Most people who visit the Lakes go for one thing and one thing only: the breathtaking countryside which sweeps for miles across the fells of Cumbria. But did you know that the Lake District also has a rich history spanning thousands of years? Combine beauty and history with this walk in the heart of Eskdale, an undiscovered valley, situated in the west of the national park.
After the Romans invaded Iron Age Britain for the third and final time in AD 43 they were met with varying degrees of resistance. The tribes in the south east were subdued relatively quickly and mostly opted to become ‘client kingdoms’ of Rome – i.e., pay a tribute to Rome, adopt some Roman laws and largely be left alone. However, tribes further afield such as the Dumnonii in Cornwall and Devon, put up a sustained fight which led to the Romans building forts to patrol and defend the area.
Hardknott Roman Fort may have been one such site, although the reason behind its construction is not known. It may have been to defend the border with Scotland while the Romans were engaged in their lengthy attempt to subdue the Picts, or perhaps the Carvetii who lived in Cumbria were among those tribes who fought continually against their Roman occupiers. Whatever the reason for its construction it remains a dramatic and impressive site, perched on the edge of the Hardknott Pass.
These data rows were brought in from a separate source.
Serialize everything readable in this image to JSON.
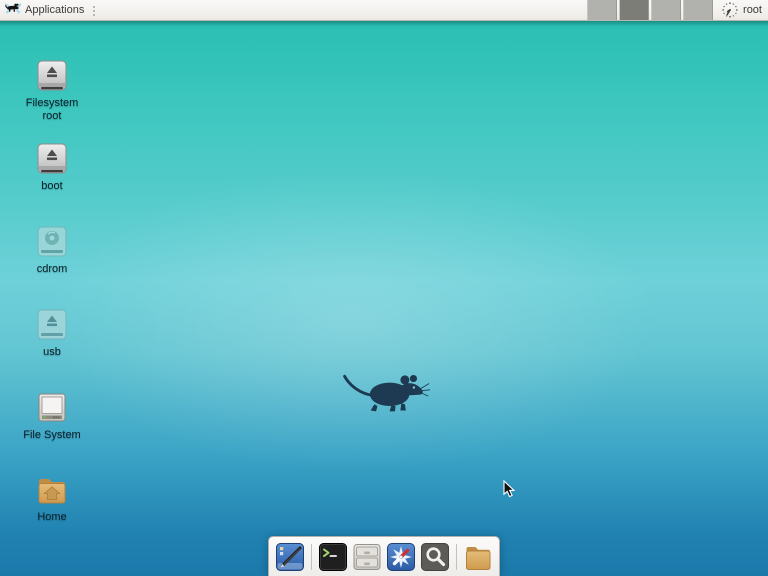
{
  "panel": {
    "applications_label": "Applications",
    "username": "root",
    "workspaces": {
      "count": 4,
      "active_index": 2
    },
    "clock_style": "analog-clock"
  },
  "desktop": {
    "icons": [
      {
        "label": "Filesystem root",
        "icon": "removable-drive-icon"
      },
      {
        "label": "boot",
        "icon": "removable-drive-icon"
      },
      {
        "label": "cdrom",
        "icon": "optical-disc-icon"
      },
      {
        "label": "usb",
        "icon": "removable-drive-ghost-icon"
      },
      {
        "label": "File System",
        "icon": "computer-icon"
      },
      {
        "label": "Home",
        "icon": "home-folder-icon"
      }
    ],
    "center_logo": "xfce-mouse-logo"
  },
  "dock": {
    "items": [
      {
        "title": "Show Desktop",
        "icon": "desktop-pen-icon"
      },
      {
        "title": "Terminal Emulator",
        "icon": "terminal-icon"
      },
      {
        "title": "File Manager",
        "icon": "drawer-cabinet-icon"
      },
      {
        "title": "Web Browser",
        "icon": "compass-icon"
      },
      {
        "title": "Application Finder",
        "icon": "magnifier-icon"
      },
      {
        "title": "Home Directory",
        "icon": "folder-icon"
      }
    ]
  },
  "colors": {
    "panel_bg": "#f3f1ee",
    "wallpaper_top": "#2cbfb3",
    "wallpaper_mid": "#6ed1d9",
    "wallpaper_bottom": "#1b79aa",
    "logo_silhouette": "#1d3a52",
    "folder_tan": "#d9a85f"
  }
}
The site is now managed by English Heritage and is free to enter. There is no ticket office or entry gate, so the site is accessible at any time of day, seven days a week. You will easily manage social distancing at this attraction – when we visited, the only other guests were a few Herdys grazing in the ruins!
Dog friendly rating – 4/5. Dogs are welcome on the site and it’s very quiet – perfect for dogs who are nervous of strangers or other dogs. Leads are required due to sheep on site.
Despite being a big fan of the Lake District I had never heard of Eskdale until I came across a reference in a copy of BBC Countryfile magazine. It only had a brief mention but that was enough to make me immediately start surfing the internet for a weekend away there!
Eskdale covers a relatively small area (from Gosforth to the foot of the infamous Hardknott pass) but it is popular as a base for those overnighting before or after climbing Scafell Pike. In my opinion Eskdale’s proximity to England’s highest mountain means that the valley itself and its gorgeous fells are often overlooked – but that was all the better for us as we didn’t come across a single walker on our afternoon hike up Harter Fell!
Harter Fell Walk
We used our much loved and very battered copy of Day Walks in the Lake District to navigate our up Harter Fell and across to Hardknott Roman Fort, which made for a very enjoyable 5 mile walk. If you don’t own this book there is a very similar route available on Walkhighlands.
There is free roadside parking at the very bottom of the Hardknott pass but this is limited. The path up to the summit of Harter Fell is easy to follow, but the path across to Hardknott Pass is difficult to make out, so map reading and navigation skills are required. There are plenty of impressive slabs of rock at the summit of Harter Fell which may appeal to the hiker/boulderer out there! There is also a spectacular view of the Roman fort from the summit. I expected it to stick out obviously but it took me a minute to find it, as over time, it has become a part of the landscape around it.
After your walk, if you are hungry, head to the Bower House Inn where the food is delicious (or at least it was in June 2018!). The pub is dog friendly and also has rooms available to book if you need somewhere to stay.
Dog friendly rating – 3.5/5. There are sheep throughout this walk so dogs need to be under close control. This is however a very quiet walk which would perfectly suit nervous dogs. There is no water on this walk apart from one small part, so you will need to carry water for your dog.